家族葬の風「さようなら、おかあさん」

◆ 長女の娘さんは、お母さんの看病のために一年前から仕事を辞めていた。次女の娘さんも学校の合間を見て看病をしていた。かわいい二人の娘さんは、まだ若いお母さんの最期を看取る。葬儀は、この二人の娘さんが、心からお母さんを送る協同作業になった。

◆ それは、喉の異物感から始まった。お母さんは、2004年の2月に肺に腫瘍が発見され、3月に胸腺ガンと告知された。その時、治療しなければ、余命三ヶ月と主治医からいわれる。お母さんも娘さん達も最もショックを受けた瞬間だった。
 それから、お母さんと娘達の闘いが始まった。

◆ お母さんの好きな口癖は「運命は自分で切り開く」だった。そして、いつもおしゃれだった。誰とでも友達になれ、みんなを励ましていた。意思は強かったが、家族と楽しく過ごすこと、明るく生きることを何よりも大切にしていた。

◆ ご自宅に運ばれてきたご遺体に娘さん達がきれいに化粧をしていた。
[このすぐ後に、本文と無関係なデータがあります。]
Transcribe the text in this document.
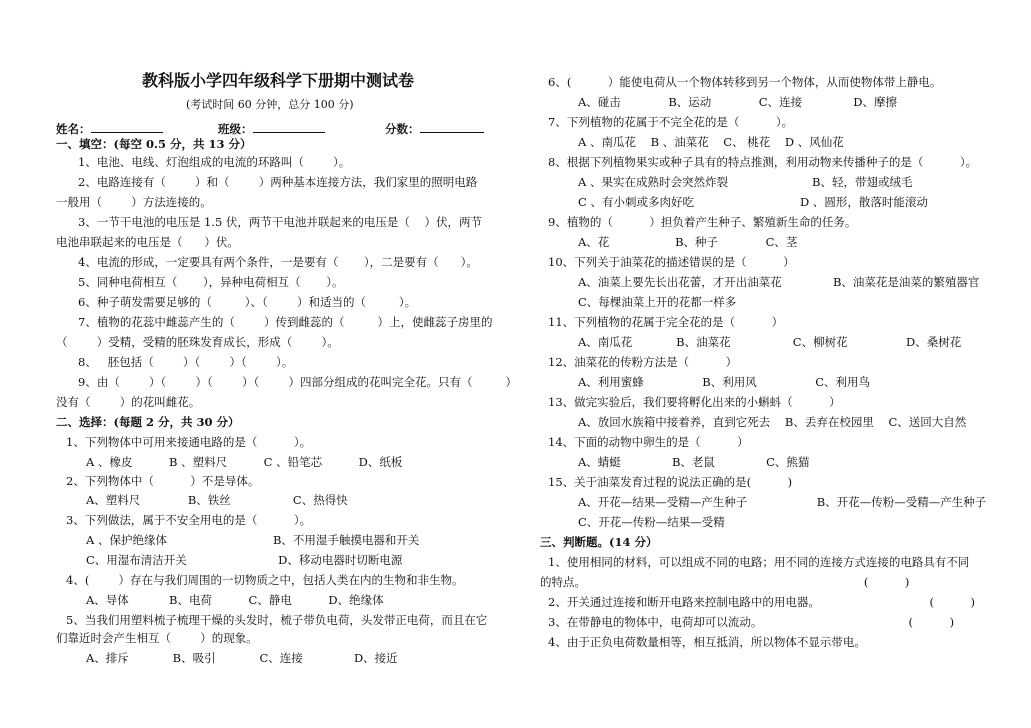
教科版小学四年级科学下册期中测试卷
(考试时间 60 分钟，总分 100 分)
姓名：	班级：	分数：
一、填空：(每空 0.5 分，共 13 分）
1、电池、电线、灯泡组成的电流的环路叫（        ）。
2、电路连接有（        ）和（        ）两种基本连接方法，我们家里的照明电路
一般用（        ）方法连接的。
3、一节干电池的电压是 1.5 伏，两节干电池并联起来的电压是（    ）伏，两节
电池串联起来的电压是（      ）伏。
4、电流的形成，一定要具有两个条件，一是要有（       ），二是要有（      ）。
5、同种电荷相互（       ），异种电荷相互（       ）。
6、种子萌发需要足够的（         ）、（        ）和适当的（         ）。
7、植物的花蕊中雌蕊产生的（        ）传到雌蕊的（         ）上，使雌蕊子房里的
（        ）受精，受精的胚珠发育成长，形成（        ）。
8、   胚包括（        ）（        ）（        ）。
9、由（        ）（        ）（        ）（        ）四部分组成的花叫完全花。只有（         ）
没有（        ）的花叫雌花。
二、选择：(每题 2 分，共 30 分）
1、下列物体中可用来接通电路的是（          ）。
A 、橡皮          B 、塑料尺          C 、铅笔芯          D、纸板
2、下列物体中（          ）不是导体。
A、塑料尺             B、铁丝                 C、热得快
3、下列做法，属于不安全用电的是（          ）。
A 、保护绝缘体                             B、不用湿手触摸电器和开关
C、用湿布清洁开关                         D、移动电器时切断电源
4、(        ）存在与我们周围的一切物质之中，包括人类在内的生物和非生物。
A、导体           B、电荷          C、静电          D、绝缘体
5、当我们用塑料梳子梳理干燥的头发时，梳子带负电荷，头发带正电荷，而且在它
们靠近时会产生相互（        ）的现象。
A、排斥            B、吸引            C、连接              D、接近
6、(          ）能使电荷从一个物体转移到另一个物体，从而使物体带上静电。
A、碰击             B、运动             C、连接              D、摩擦
7、下列植物的花属于不完全花的是（          ）。
A 、南瓜花    B 、油菜花    C、 桃花    D 、风仙花
8、根据下列植物果实或种子具有的特点推测，利用动物来传播种子的是（          ）。
A 、果实在成熟时会突然炸裂                       B、轻，带翅或绒毛
C 、有小刺或多肉好吃                             D 、圆形，散落时能滚动
9、植物的（          ）担负着产生种子、繁殖新生命的任务。
A、花                  B、种子             C、茎
10、下列关于油菜花的描述错误的是（          ）
A、油菜上要先长出花蕾，才开出油菜花              B、油菜花是油菜的繁殖器官
C、每棵油菜上开的花都一样多
11、下列植物的花属于完全花的是（          ）
A、南瓜花            B、油菜花                 C、柳树花                D、桑树花
12、油菜花的传粉方法是（          ）
A、利用蜜蜂                B、利用风                C、利用鸟
13、做完实验后，我们要将孵化出来的小蝌蚪（          ）
A、放回水族箱中接着养，直到它死去    B、丢弃在校园里    C、送回大自然
14、下面的动物中卵生的是（          ）
A、蜻蜓              B、老鼠              C、熊猫
15、关于油菜发育过程的说法正确的是(          )
A、开花—结果—受精—产生种子                   B、开花—传粉—受精—产生种子
C、开花—传粉—结果—受精
三、判断题。(14 分）
1、使用相同的材料，可以组成不同的电路；用不同的连接方式连接的电路具有不同
的特点。                                                                            (          )
2、开关通过连接和断开电路来控制电路中的用电器。                              (          )
3、在带静电的物体中，电荷却可以流动。                                        (          )
4、由于正负电荷数量相等，相互抵消，所以物体不显示带电。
お母さんは、葬儀は無宗教で行ってほしいと娘さん達に伝えていた。

長女: 母は無宗教の葬儀を望んでいたのですが、母の姉妹はある宗教の信者でお経をあげたいといっています。無宗教の葬儀ってどのようにすれば、いいのでしょう。

A: 無宗教の葬儀は、決まった形式にこだわらない葬儀と考えてください。一番大切なことは、お母さんの遺志を尊重すること、次に娘さん達の要望、そして葬儀に参加してくださる皆さんが良い葬儀だったと思ってくださる内容にすることですね。形式にこだわる必要はありませんから、お経を読んでくださるのなら、送る言葉の代わりに伯母さん達に読んでもらってはどうでしょうか。

◆ 祭壇には、お母さんが好きだったフリージアの花があしらわれた。献花もフリージアにした。花いっぱいの祭壇になった。祭壇の前には、お母さんが好きだった果物やぬいぐるみ、そしてお人形が飾られた。

◆ 通夜式/ 司会者の言葉の後に、お母さんが好きだった平井堅の音楽をBGMに、それぞれの想いを綴った短冊とフリージアの花が柩に献花された。
 続いて伯母さん達から読経が送られた。そして、娘さん達が綴ったお母さんの闘病生活が朗読された。

● 次女が読み上げる。
「告知されて一ヶ月後、入院した6人部屋で同じように病と闘う友人ができた。病室の誰かが落ち込み、誰かが涙を流す夜や母が抗ガン剤で辛い日々も、病室の友人らとはげましあい、慰め合った。本当に母は前向きに明るい闘病生活を送っていた。」
 「入退院の合間には、原宿や代官山などをまわり、洋服や下着などを買い物した。おしゃれを忘れない母だった。」
 「その後、入退院をくり返し、抗ガン剤を打つ生活。11月、自宅にて痙攣発作、緊急入院」
 「ピンポイントの放射線治療も、あまりのつらさに途中断念する。12月もう一度、放射線治療に挑戦、平井堅の曲を聴きながら」
「その後、点滴とモルヒネ投与の日々をくり返し、4月にホスピスへ。母の好きな曲と家族に囲まれてゆっくりとした時間を過ごす。そして、痛みや発作に苦しむことなく、永眠しました」
 「私たちにとっては、最高の母でした。少し亡くなるのが早すぎましたが、最期に家族といっしょに過ごせたのが、何よりもの幸せでした」

◆ 参列した親戚の方々ばかりではなく、私たちスタッフも皆涙ぐんでいた。今日の葬儀に関わった人たちの心が全員一つになっていた。

◆ この葬儀の主役は、お母さんだった。最初から最後まで、お母さんが主役だった。あの娘さん達が、裏方に回って、お母さんを引き立てた。良い姉妹だ。お母さんの事を、お母さんの闘いをみんなに知ってほしいという願いが、みんなに伝わった。

◆ 娘さん達は、悲しくも凛とした表情をしていた。きっと心の中で誓ったにちがいない。「さよなら、素敵なおかあさん。わたしたちは、お母さんの分まで、お母さんのように明るく力強く生きていきます」と。